Eight feet! That’s as tall as our ceilings at home. No, thank you. I cannot see how anyone could exist in such conditions, let alone choose to stay in them. But that’s just me… our friend and his new bride just love it there, so I wish them and anyone who else who likes it joy. Just don’t expect me to come visiting during the winter!

On the other hand, when The Husband and I were in Egypt in January of 2010, I was startled to see coats and sweaters and boots that looked like Arctic gear in a number of Cairo shops. I was even more startled when, later that same trip we were in the Valley of the Kings – half the country south of Cairo. I was wearing a short sleeve polo shirt, lightweight jeans, hiking boots, a sun hat and one of those sleeveless, multi-pocketed photographer’s vests – open, I might add. It was a very comfortable outfit and I was only sweating a little bit. I walked around a corner and literally bumped into a local man.

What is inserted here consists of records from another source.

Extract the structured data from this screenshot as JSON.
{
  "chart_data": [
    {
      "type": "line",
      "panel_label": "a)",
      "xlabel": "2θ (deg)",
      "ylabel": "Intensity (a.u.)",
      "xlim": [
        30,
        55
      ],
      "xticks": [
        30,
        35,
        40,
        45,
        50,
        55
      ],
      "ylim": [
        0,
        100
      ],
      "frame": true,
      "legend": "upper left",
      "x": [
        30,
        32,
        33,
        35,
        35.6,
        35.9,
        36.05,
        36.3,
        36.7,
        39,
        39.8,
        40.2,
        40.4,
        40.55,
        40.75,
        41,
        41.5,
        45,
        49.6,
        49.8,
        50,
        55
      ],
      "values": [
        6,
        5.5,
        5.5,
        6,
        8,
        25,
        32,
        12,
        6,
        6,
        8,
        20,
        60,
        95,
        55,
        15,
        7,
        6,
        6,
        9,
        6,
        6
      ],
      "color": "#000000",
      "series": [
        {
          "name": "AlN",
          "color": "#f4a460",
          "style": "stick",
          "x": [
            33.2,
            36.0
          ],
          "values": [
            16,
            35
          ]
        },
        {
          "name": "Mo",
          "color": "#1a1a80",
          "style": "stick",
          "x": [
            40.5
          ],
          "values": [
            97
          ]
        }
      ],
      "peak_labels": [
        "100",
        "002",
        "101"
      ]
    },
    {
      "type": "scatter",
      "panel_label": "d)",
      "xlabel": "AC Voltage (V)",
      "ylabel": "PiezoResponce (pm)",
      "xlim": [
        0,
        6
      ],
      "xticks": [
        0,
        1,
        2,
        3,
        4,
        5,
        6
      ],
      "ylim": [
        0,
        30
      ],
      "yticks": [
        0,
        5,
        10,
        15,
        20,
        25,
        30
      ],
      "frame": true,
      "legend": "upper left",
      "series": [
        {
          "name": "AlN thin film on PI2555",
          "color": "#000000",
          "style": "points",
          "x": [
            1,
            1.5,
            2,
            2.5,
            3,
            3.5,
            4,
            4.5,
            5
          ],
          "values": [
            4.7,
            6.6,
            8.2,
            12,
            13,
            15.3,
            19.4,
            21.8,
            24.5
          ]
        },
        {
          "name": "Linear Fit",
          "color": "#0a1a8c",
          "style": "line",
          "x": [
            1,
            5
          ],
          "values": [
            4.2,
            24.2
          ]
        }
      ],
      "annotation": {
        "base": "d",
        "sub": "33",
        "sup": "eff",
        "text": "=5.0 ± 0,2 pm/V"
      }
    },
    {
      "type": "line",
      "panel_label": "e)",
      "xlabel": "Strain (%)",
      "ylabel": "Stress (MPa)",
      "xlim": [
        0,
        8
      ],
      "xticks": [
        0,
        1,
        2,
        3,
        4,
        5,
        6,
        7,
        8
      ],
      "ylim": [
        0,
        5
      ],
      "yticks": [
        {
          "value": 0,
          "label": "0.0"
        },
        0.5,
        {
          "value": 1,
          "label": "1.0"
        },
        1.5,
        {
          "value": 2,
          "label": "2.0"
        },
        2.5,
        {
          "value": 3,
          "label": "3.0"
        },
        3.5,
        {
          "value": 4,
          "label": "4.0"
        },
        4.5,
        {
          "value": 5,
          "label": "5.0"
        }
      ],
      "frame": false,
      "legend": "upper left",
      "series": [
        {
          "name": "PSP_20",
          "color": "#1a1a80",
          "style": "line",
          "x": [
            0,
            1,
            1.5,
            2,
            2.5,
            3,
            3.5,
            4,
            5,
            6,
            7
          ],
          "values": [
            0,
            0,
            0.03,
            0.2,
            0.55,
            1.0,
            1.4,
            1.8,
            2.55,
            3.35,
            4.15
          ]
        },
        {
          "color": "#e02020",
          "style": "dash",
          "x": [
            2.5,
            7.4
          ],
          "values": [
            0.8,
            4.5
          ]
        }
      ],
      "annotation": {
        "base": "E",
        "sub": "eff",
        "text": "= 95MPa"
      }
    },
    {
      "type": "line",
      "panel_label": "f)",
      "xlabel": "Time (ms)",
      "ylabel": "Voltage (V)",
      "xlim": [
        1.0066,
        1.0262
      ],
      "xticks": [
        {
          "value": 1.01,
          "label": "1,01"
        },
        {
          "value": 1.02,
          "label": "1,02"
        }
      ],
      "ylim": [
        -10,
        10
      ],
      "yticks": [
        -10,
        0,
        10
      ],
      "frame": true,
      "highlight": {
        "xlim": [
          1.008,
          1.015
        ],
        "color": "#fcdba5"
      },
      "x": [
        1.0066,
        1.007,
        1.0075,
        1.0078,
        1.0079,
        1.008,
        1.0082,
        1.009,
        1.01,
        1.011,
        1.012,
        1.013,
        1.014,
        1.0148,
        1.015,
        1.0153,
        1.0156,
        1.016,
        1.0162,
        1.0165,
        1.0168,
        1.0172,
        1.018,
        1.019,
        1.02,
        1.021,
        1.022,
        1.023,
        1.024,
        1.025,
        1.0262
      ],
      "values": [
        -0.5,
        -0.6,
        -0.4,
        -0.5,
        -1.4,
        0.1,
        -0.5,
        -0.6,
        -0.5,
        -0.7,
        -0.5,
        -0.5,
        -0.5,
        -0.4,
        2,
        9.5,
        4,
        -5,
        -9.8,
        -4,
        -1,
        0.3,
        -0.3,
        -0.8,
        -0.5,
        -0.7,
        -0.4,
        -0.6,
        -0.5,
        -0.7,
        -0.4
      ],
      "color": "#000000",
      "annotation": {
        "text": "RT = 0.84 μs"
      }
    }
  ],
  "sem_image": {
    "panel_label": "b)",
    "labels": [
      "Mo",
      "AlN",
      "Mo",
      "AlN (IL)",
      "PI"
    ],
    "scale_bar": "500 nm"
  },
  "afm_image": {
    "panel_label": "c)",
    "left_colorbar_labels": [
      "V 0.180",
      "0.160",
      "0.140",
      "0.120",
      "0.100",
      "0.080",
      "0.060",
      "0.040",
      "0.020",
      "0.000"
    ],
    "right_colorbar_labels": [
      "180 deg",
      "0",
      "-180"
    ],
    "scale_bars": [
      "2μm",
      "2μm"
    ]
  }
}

We stared at each other and I don’t know which of us was the more startled. He had on heavy jeans, boots, a shirt, a sweater and over all that a fur-trimmed parka. He was not sweating. Neither of us said anything, just kept staring as if at some strange alien species while we circled around each other enough to continue on our individual ways.

The point of this little weather report is that it all comes down to perception, and perception controls our writing. Whatever we write – sweet romance, erotica, mysteries, horror, whatever – there are some who are going to say ‘Ooh, how can you write that stuff?’ or ‘It’s all I ever read.’ What is important is not so much what genre you write, but which readers you reach. No one kind of book is going to please all readers, just like no one climate is going to please everyone. To try is kind of foolish, don’t you think?

Genre-bending is regarded by some as a way to try and reach more readers. Maybe it is, but if trying to expand your readership is the only reason you have a cowboy in a space ship having a romance with an alien fairy your story is going to be forced and flat. If having that cowboy in a space ship having a romance with an alien fairy is your story, the essence of why your story exists, go for it.

And that’s the important thing – the integrity of your story. One of the constants is that no story is going to be liked/read by everyone. You cannot please everyone, so you should only be concerned with being true to your story. Metaphorically, snow or sun, ocean or mountains, your story should be your prime concern. Write your story and let the readers come – don’t chase them.